Par actes authentiques des 24 mai et 13 juin 2005 la commune a consenti à la SCI DE LA PLACE DE LA MAIRIE un bail emphytéotique portant sur cet ancien presbytère pour une durée de 70 ans.
Des travaux ont été réalisés en 2005-2006 par la SCI qui a déposé une demande de permis de construire n° PC 8934804D1025 1 reçue en mairie le 13 juin 2005 pour restructurer un hôtel et un permis modificatif qui a été accordé le 8 août 2005 pour modifier la restructuration initiale de l’hôtel, diminuer la surface et l’aspect du bâtiment.
La SCI a renoncé au bail emphythéotique et la résiliation est intervenue à effet du 31 mars 2017.
La Commune a fait établir un constat d’huissier le 16 octobre 2019 aux fins de constater que les travaux effectués ne respectent pas les plans des permis de construire accordés en mars et en août 2005 en ce que le mur de construction récente situé à l’Ouest de la parcelle n°[Cadastre 4] bâti dans l’alignement d’un mur en pierres cimentées sis au sud et du pilier d’angle sis au Nord dispose de trois ouvertures, deux fenêtres et une porte-fenêtre et se trouve surplombé par une terrasse qui offre une vue sur le fond du Presbytère. L’huissier a également constaté la présence d’une ouverture dont l’ossature est récente dans le mur séparatif de propriété entre les parcelles n°[Cadastre 4] et [Cadastre 5].
Par lettre recommandée avec accusé de réception signé le 23 novembre 2019, la commune a notifié à la SCI ledit constat d’huissier et le non respect des préconisations du permis de construire au rappel que les travaux n’ont pas fait l’objet d’une déclaration d’achèvement et de la délivrance subséquente d’un certificat de conformité. Elle mettait en demeure la SCI de faire connaître ses intentions dans un délai maximum de 15 jours.
Par ordonnance du 16 juin 2020 le Juge des Référés du Tribunal Judiciaire de Sens, à la requête de la commune, a ordonné une expertise afin de relever et décrire les travaux allégués, fournir les éléments pour permettre à la juridiction de déterminer les responsabilités, donner son avis sur les préjudices.
L’expert judiciaire Monsieur [Z] a déposé son rapport le 25 octobre 2021. Il conclut que
' Les titres demandés communiqués et ressortis par nos soins ne nous renseignent pas sur les murs des propriétés. Au vu du dernier plan du presbytère, les murs fermaient la propriété du presbytère et sont présumés 'leurs’ ( sic) appartenir. A la même époque, le plan napoléonien faisait figurer des bâtiments le long du mur A-B-C. Le Bâtiment voisin actuel ( AE n°[Cadastre 3]) le long de B-C, au vu de son emprise et de ses caractéristiques peut correspondre à cette période. Celui-ci occupe une partie du mur pouvant représenter la moitié de l’épaisseur du mur. Sous quelles conditions a-t-il pu construire sur ce mur : rachat de mitoyenneté ' Mur mitoyen au départ ' En termes de présomption légale nous avons, concernant le mur démoli, une marque de non mitoyenneté compte tenu d’une seule pente sur la sommité du mur.
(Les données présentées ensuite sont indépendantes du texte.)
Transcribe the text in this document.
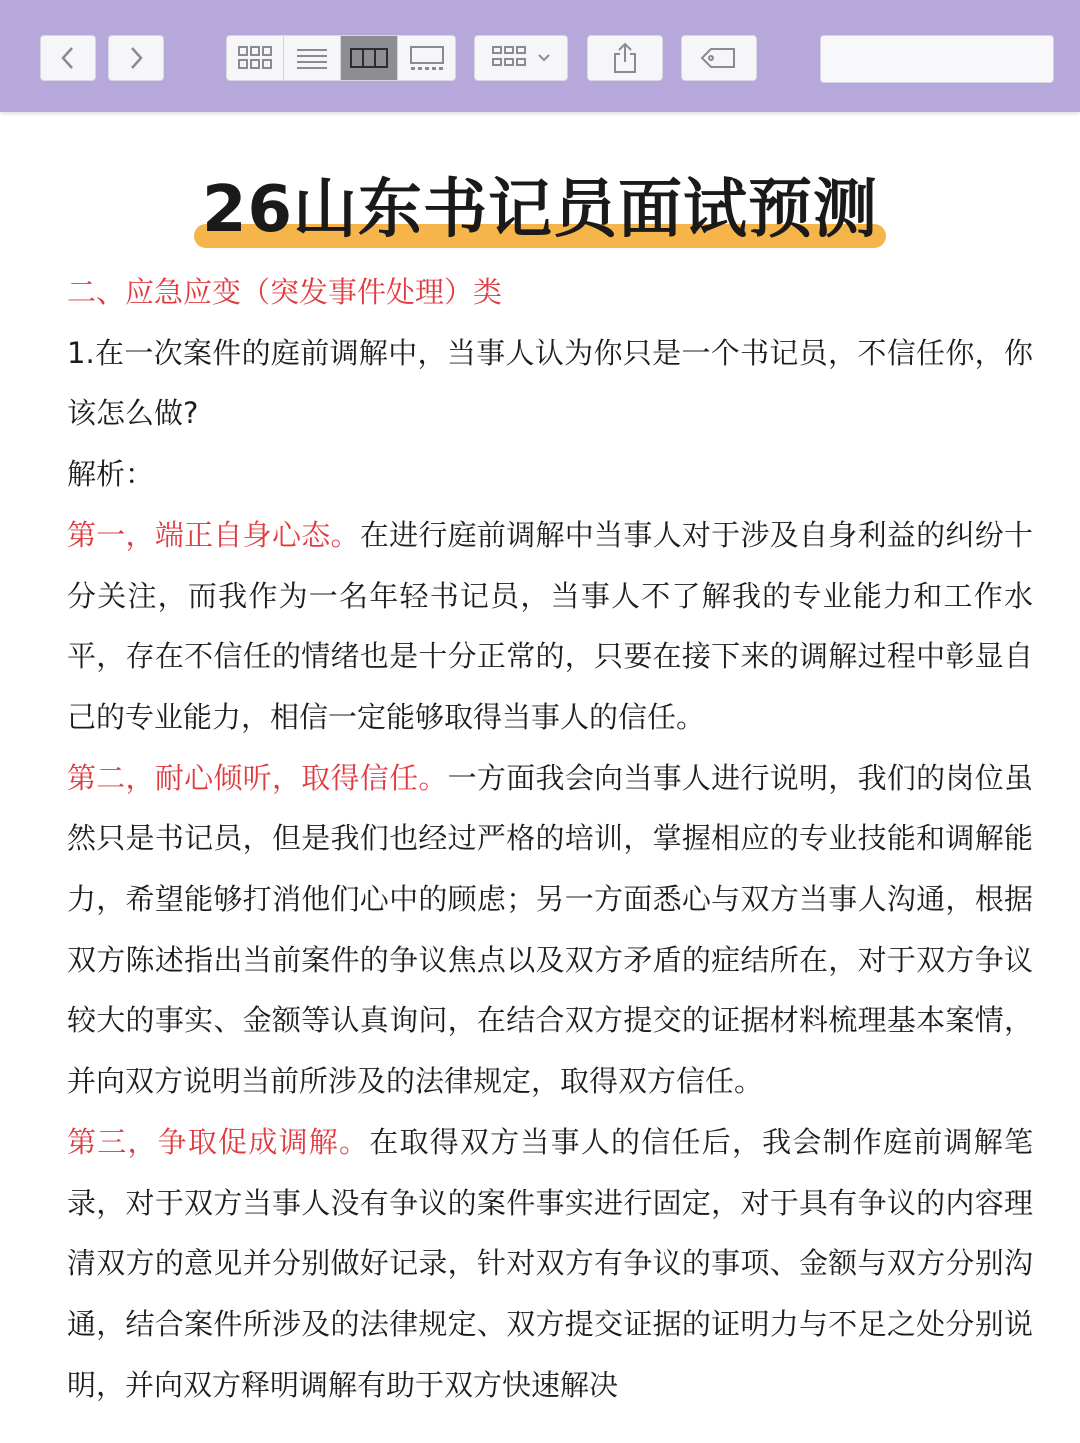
26山东书记员面试预测

二、应急应变（突发事件处理）类

1.在一次案件的庭前调解中，当事人认为你只是一个书记员，不信任你，你该怎么做?

解析：

第一，端正自身心态。在进行庭前调解中当事人对于涉及自身利益的纠纷十分关注，而我作为一名年轻书记员，当事人不了解我的专业能力和工作水平，存在不信任的情绪也是十分正常的，只要在接下来的调解过程中彰显自己的专业能力，相信一定能够取得当事人的信任。

第二，耐心倾听，取得信任。一方面我会向当事人进行说明，我们的岗位虽然只是书记员，但是我们也经过严格的培训，掌握相应的专业技能和调解能力，希望能够打消他们心中的顾虑；另一方面悉心与双方当事人沟通，根据双方陈述指出当前案件的争议焦点以及双方矛盾的症结所在，对于双方争议较大的事实、金额等认真询问，在结合双方提交的证据材料梳理基本案情，并向双方说明当前所涉及的法律规定，取得双方信任。

第三，争取促成调解。在取得双方当事人的信任后，我会制作庭前调解笔录，对于双方当事人没有争议的案件事实进行固定，对于具有争议的内容理清双方的意见并分别做好记录，针对双方有争议的事项、金额与双方分别沟通，结合案件所涉及的法律规定、双方提交证据的证明力与不足之处分别说明，并向双方释明调解有助于双方快速解决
Un ensemble de murs de mêmes caractéristiques formant 'enceinte’ autour du presbytère. Au vu des éléments communiqués nous n’avons pas de preuve d’acquisition de mitoyenneté, pas d’indications sur les titres, pas de prescription trentenaire établie, pas de preuve de cession de mitoyenneté, pas d’information que le mur ait été construit à frais communs.
Au vu de l’ensemble de ces éléments, le mur démoli entre les points A et B appartenait à l’ancien presbytère et donc propriété de la commune.'
Par jugement du 13 décembre 2021 le Tribunal de Commerce de Sens a ouvert une procédure de liquidation judiciaire à l’égard de la SCI infirmée par un arrêt rendu par cette cour le 2 juin 2022.
Par exploit délivré le 31 octobre 2022, publié au Service de la Publicité Foncière d’Auxerre volume 8904P01 2002 n°15638, la commune a fait assigner la SCI devant le Tribunal Judiciaire de Sens aux visas des articles L 480-1 du Code de l’Urbanisme, 1222 et 1240 du Code civil, aux fins d’homologation de l’expertise judiciaire, de déclarer la SCI entièrement responsable de la démolition du mur du presbytère appartenant à la commune et de l’appropriation frauduleuse d’une partie de son terrain, d’ordonner la démolition du mur et sa reconstruction à l’identique sous le contrôle d’un architecte outre sa condamnation au paiement d’une provision de 100 000 euros à valoir sur le coût définitif des travaux, d’une somme de 25 000 euros à titre de dommages et intérêts pour réparer le préjudice de la propriété de jouissance qui lui a été causé, 9 500 euros au titre des frais irrépétibles et les dépens.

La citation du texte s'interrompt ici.